Security Will Define the Next Phase

The disproportionate focus on security (23 of 95+ sessions) signals that the ecosystem recognizes its biggest vulnerability. The transition from “connect everything” to “connect everything securely” is the defining challenge for 2026’s second half. Authentication standardization, in particular, is overdue.

The Python SDK Needs Parity

The frozen Python SDK was a repeated concern in pre-summit commentary. With Python being the dominant language for AI/ML workflows, the V2 SDK roadmap is critical for maintaining developer trust and preventing ecosystem fragmentation.

Gateway and Control Plane Patterns Are Emerging

Docker, Kong, Stacklok, and Bloomberg all presented gateway/middleware patterns. Multiple enterprises — including Uber, AWS, Docker, Kong, and Solo.io — converged on the same conclusion: organizations deploying MCP at scale need a centralized gateway paired with a registry as the control plane for all agent interactions. The emerging standard architecture: clients → gateway/control plane → MCP servers, with the middle layer handling auth, observability, rate limiting, and context management.
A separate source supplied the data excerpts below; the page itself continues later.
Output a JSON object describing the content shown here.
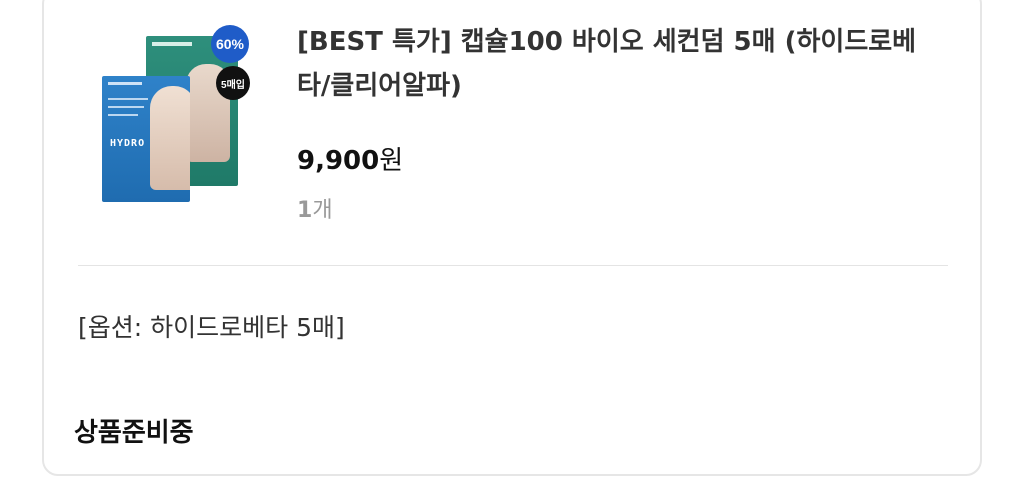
{
  "product": {
    "title": "[BEST 특가] 캡슐100 바이오 세컨덤 5매 (하이드로베타/클리어알파)",
    "discount_badge": "60%",
    "count_badge": "5매입",
    "image_label": "HYDRO",
    "price": "9,900",
    "price_unit": "원",
    "quantity": "1",
    "quantity_unit": "개",
    "option": "[옵션: 하이드로베타 5매]",
    "status": "상품준비중"
  },
  "colors": {
    "discount_badge": "#1f5cc8",
    "count_badge": "#111111",
    "divider": "#e4e4e4",
    "card_border": "#e6e6e6"
  }
}
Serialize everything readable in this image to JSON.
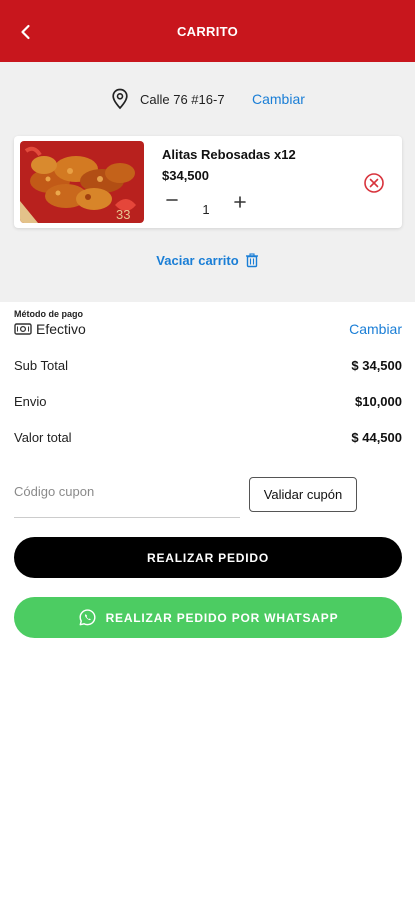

Enterprise Case Studies Are Multiplying

Pinterest (66K monthly invocations, 844 users), Duolingo (180+ MCP tools), Uber (tens of thousands of weekly agent executions), Nordstrom, Bloomberg, Roblox, Morgan Stanley, WestJet, PagerDuty, Saxo Bank, GM Financial, and Cisco all presented production MCP deployments. Six months ago, enterprise case studies were rare. The summit made clear that large organizations are moving from pilots to production.
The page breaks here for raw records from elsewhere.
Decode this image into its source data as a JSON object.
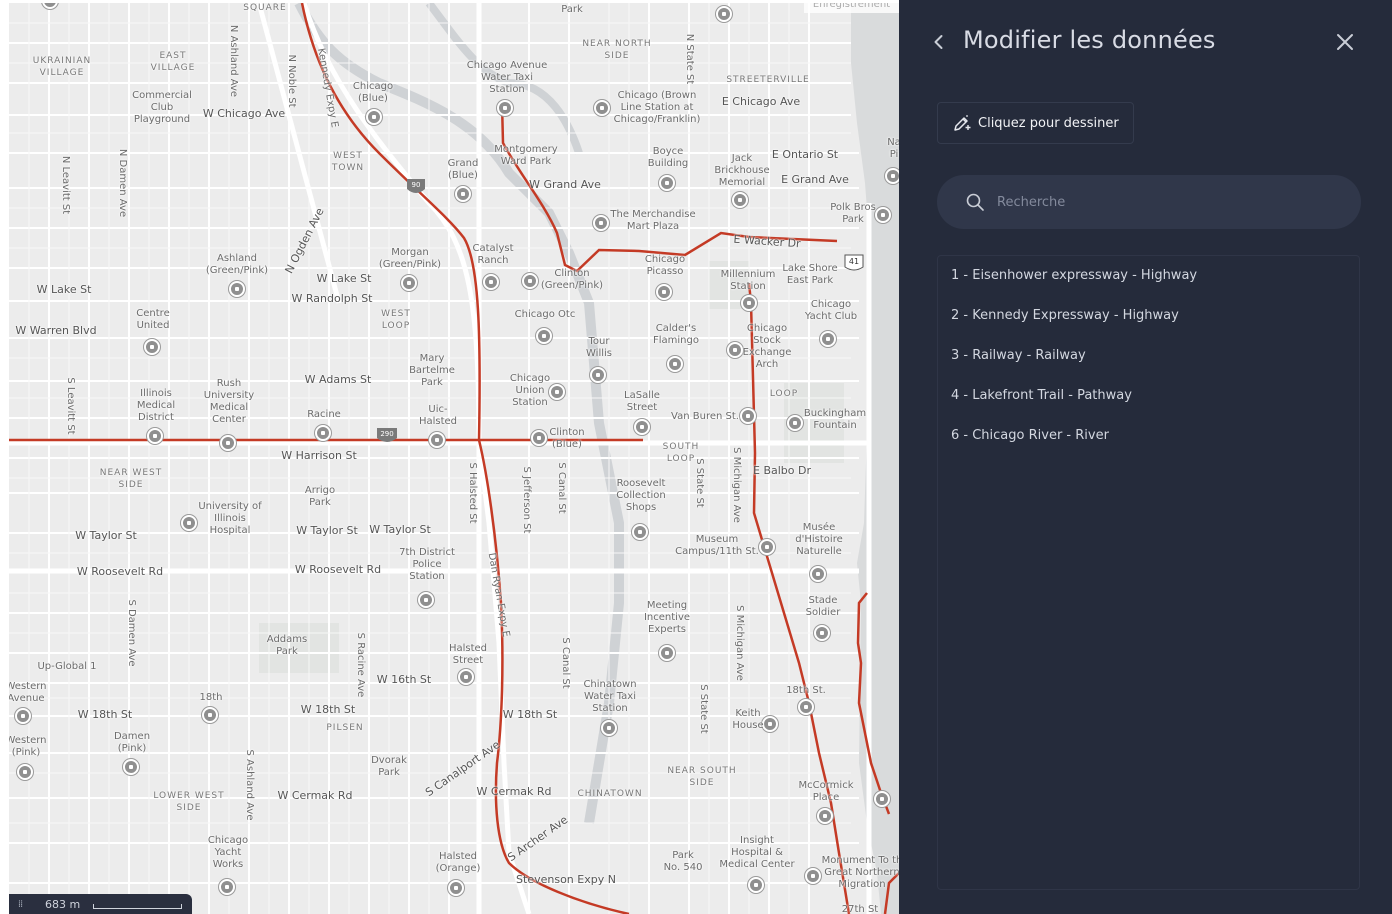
{
  "map": {
    "attribution": "Enregistrement",
    "scale_label": "683 m",
    "labels": {
      "square": "SQUARE",
      "ukrainian_village": "UKRAINIAN\nVILLAGE",
      "east_village": "EAST\nVILLAGE",
      "commercial_club": "Commercial\nClub\nPlayground",
      "w_chicago_ave": "W Chicago Ave",
      "n_ashland_ave": "N Ashland Ave",
      "n_noble_st": "N Noble St",
      "kennedy_expy": "Kennedy Expy E",
      "chicago_blue": "Chicago\n(Blue)",
      "west_town": "WEST\nTOWN",
      "n_leavitt_st": "N Leavitt St",
      "n_damen_ave": "N Damen Ave",
      "n_ogden_ave": "N Ogden Ave",
      "ashland_green_pink": "Ashland\n(Green/Pink)",
      "morgan": "Morgan\n(Green/Pink)",
      "grand_blue": "Grand\n(Blue)",
      "w_lake_st_left": "W Lake St",
      "w_lake_st": "W Lake St",
      "w_randolph_st": "W Randolph St",
      "w_warren_blvd": "W Warren Blvd",
      "centre_united": "Centre\nUnited",
      "west_loop": "WEST\nLOOP",
      "mary_bartelme": "Mary\nBartelme\nPark",
      "w_adams_st": "W Adams St",
      "illinois_medical": "Illinois\nMedical\nDistrict",
      "rush": "Rush\nUniversity\nMedical\nCenter",
      "racine": "Racine",
      "uic_halsted": "Uic-\nHalsted",
      "s_leavitt_st": "S Leavitt St",
      "w_harrison_st": "W Harrison St",
      "near_west_side": "NEAR WEST\nSIDE",
      "arrigo_park": "Arrigo\nPark",
      "uni_illinois_hospital": "University of\nIllinois\nHospital",
      "w_taylor_st_left": "W Taylor St",
      "w_taylor_st_mid": "W Taylor St",
      "w_taylor_st": "W Taylor St",
      "w_roosevelt_rd_left": "W Roosevelt Rd",
      "w_roosevelt_rd": "W Roosevelt Rd",
      "seventh_district": "7th District\nPolice\nStation",
      "s_halsted_st": "S Halsted St",
      "s_jefferson_st": "S Jefferson St",
      "s_canal_st": "S Canal St",
      "dan_ryan": "Dan Ryan Expy E",
      "s_damen_ave": "S Damen Ave",
      "addams_park": "Addams\nPark",
      "s_racine_ave": "S Racine Ave",
      "up_global": "Up-Global 1",
      "western_avenue": "Western\nAvenue",
      "eighteenth": "18th",
      "w_18th_st_left": "W 18th St",
      "w_18th_st_mid": "W 18th St",
      "w_18th_st": "W 18th St",
      "pilsen": "PILSEN",
      "halsted_street": "Halsted\nStreet",
      "w_16th_st": "W 16th St",
      "western_pink": "Western\n(Pink)",
      "damen_pink": "Damen\n(Pink)",
      "s_ashland_ave": "S Ashland Ave",
      "dvorak_park": "Dvorak\nPark",
      "s_canalport_ave": "S Canalport Ave",
      "w_cermak_rd_left": "W Cermak Rd",
      "w_cermak_rd": "W Cermak Rd",
      "lower_west_side": "LOWER WEST\nSIDE",
      "chicago_yacht_works": "Chicago\nYacht\nWorks",
      "halsted_orange": "Halsted\n(Orange)",
      "s_archer_ave": "S Archer Ave",
      "stevenson_expy": "Stevenson Expy N",
      "chinatown": "CHINATOWN",
      "chinatown_taxi": "Chinatown\nWater Taxi\nStation",
      "park_no_540": "Park\nNo. 540",
      "insight_hospital": "Insight\nHospital &\nMedical Center",
      "near_south_side": "NEAR SOUTH\nSIDE",
      "s_state_st_low": "S State St",
      "s_michigan_ave_low": "S Michigan Ave",
      "keith_house": "Keith\nHouse",
      "eighteenth_st": "18th St.",
      "mccormick_place": "McCormick\nPlace",
      "monument": "Monument To th\nGreat Northern\nMigration",
      "twenty_seventh": "27th St",
      "park_top": "Park",
      "near_north_side": "NEAR NORTH\nSIDE",
      "chicago_avenue_taxi": "Chicago Avenue\nWater Taxi\nStation",
      "chicago_brown": "Chicago (Brown\nLine Station at\nChicago/Franklin)",
      "n_state_st": "N State St",
      "streeterville": "STREETERVILLE",
      "e_chicago_ave": "E Chicago Ave",
      "boyce_building": "Boyce\nBuilding",
      "jack_brickhouse": "Jack\nBrickhouse\nMemorial",
      "e_ontario_st": "E Ontario St",
      "e_grand_ave": "E Grand Ave",
      "montgomery_ward": "Montgomery\nWard Park",
      "w_grand_ave": "W Grand Ave",
      "merchandise_mart": "The Merchandise\nMart Plaza",
      "e_wacker_dr": "E Wacker Dr",
      "polk_bros": "Polk Bros\nPark",
      "navy_pier": "Na\nPi",
      "catalyst_ranch": "Catalyst\nRanch",
      "clinton_green_pink": "Clinton\n(Green/Pink)",
      "chicago_picasso": "Chicago\nPicasso",
      "millennium_station": "Millennium\nStation",
      "lake_shore_park": "Lake Shore\nEast Park",
      "chicago_yacht_club": "Chicago\nYacht Club",
      "chicago_otc": "Chicago Otc",
      "tour_willis": "Tour\nWillis",
      "calders_flamingo": "Calder's\nFlamingo",
      "chicago_stock_exchange": "Chicago\nStock\nExchange\nArch",
      "chicago_union_station": "Chicago\nUnion\nStation",
      "lasalle_street": "LaSalle\nStreet",
      "van_buren_st": "Van Buren St.",
      "loop": "LOOP",
      "buckingham_fountain": "Buckingham\nFountain",
      "clinton_blue": "Clinton\n(Blue)",
      "south_loop": "SOUTH\nLOOP",
      "s_state_st": "S State St",
      "s_michigan_ave": "S Michigan Ave",
      "e_balbo_dr": "E Balbo Dr",
      "roosevelt_collection": "Roosevelt\nCollection\nShops",
      "museum_campus": "Museum\nCampus/11th St.",
      "musee": "Musée\nd'Histoire\nNaturelle",
      "stade_soldier": "Stade\nSoldier",
      "meeting_incentive": "Meeting\nIncentive\nExperts",
      "s_canal_st_low": "S Canal St",
      "i90": "90",
      "i290": "290",
      "us41": "41"
    }
  },
  "panel": {
    "title": "Modifier les données",
    "draw_button_label": "Cliquez pour dessiner",
    "search_placeholder": "Recherche",
    "items": [
      {
        "label": "1 - Eisenhower expressway - Highway"
      },
      {
        "label": "2 - Kennedy Expressway - Highway"
      },
      {
        "label": "3 - Railway - Railway"
      },
      {
        "label": "4 - Lakefront Trail - Pathway"
      },
      {
        "label": "6 - Chicago River - River"
      }
    ]
  },
  "colors": {
    "panel_bg": "#252b3b",
    "search_bg": "#30374a",
    "route_red": "#c43a25",
    "map_bg": "#ececec"
  },
  "icons": [
    "chevron-left-icon",
    "close-icon",
    "pencil-draw-icon",
    "search-icon",
    "drag-grip-icon",
    "transit-station-icon",
    "poi-icon"
  ]
}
4. What to Watch After the Summit

  1. Next spec release (tentatively June 2026) — The current spec remains the November 2025 release. The 2026 roadmap targets authentication, observability integration, and horizontal HTTP scaling, with work organized through priority-area Working Groups covering transport scalability, agent communication, governance, and enterprise readiness.
  2. SDK V2 releases — Watch for Python SDK updates following Max Isbey’s V2 roadmap session. Breaking changes to mcp.server.auth are possible.
  3. Authentication RFC — With six dedicated auth sessions and the OAuth 2.1 spec author present, expect formal proposals for standardized MCP authentication.
  4. Stateless Streamable HTTP — Shaun Smith (Hugging Face) — who also presented “MCP at 18 Months: Protocols, Patterns, and What We Didn’t See Coming” — and Kurtis Van Gent (Google) presented on evolving Streamable HTTP to run statelessly. The transport work is anchored by SEP-1442, which moves MCP from stateful sessions toward stateless requests. No new transport types are planned.
  5. Session recordings (now available) — All 95+ sessions are now live on the MCP Developers Summit YouTube channel, available on demand.
  6. Docker MCP distribution — Docker’s control plane and OCI distribution sessions suggest official tooling for MCP server packaging and deployment.
  7. Cross-App SSO for agents — Paul Carleton (Anthropic) and Max Gerber (Twilio) presented the XAA/ID-JAG project for cross-agent single sign-on — described as “SSO for agents.”

The AAIF has announced a broader 2026 events program:

  • AGNTCon + MCPCon Europe — September 17–18, 2026, Amsterdam
  • AGNTCon + MCPCon North America — October 22–23, 2026, San Jose

These events expand beyond individual projects to the full ecosystem, combining technical deep dives with enterprise strategy, governance discussions, and cross-industry collaboration — signaling sustained institutional investment beyond a one-time gathering.


Summary

The first MCP Dev Summit accomplished what first conferences are supposed to: it gave the community a shared understanding of where the protocol is, where it’s going, and what problems need solving. The dominant message was clear — MCP has won the protocol adoption race, and the hard work of security, standardization, and enterprise-grade tooling is now the priority.

For organizations evaluating MCP adoption, the summit’s enterprise track provided concrete evidence that production deployments are viable and growing. For developers, the SDK V2 roadmap and security sessions offer a preview of the changes coming in the second half of 2026.


Session recordings are now available on YouTube. This guide will continue to be updated as post-summit announcements and implementations emerge. Last updated April 14, 2026.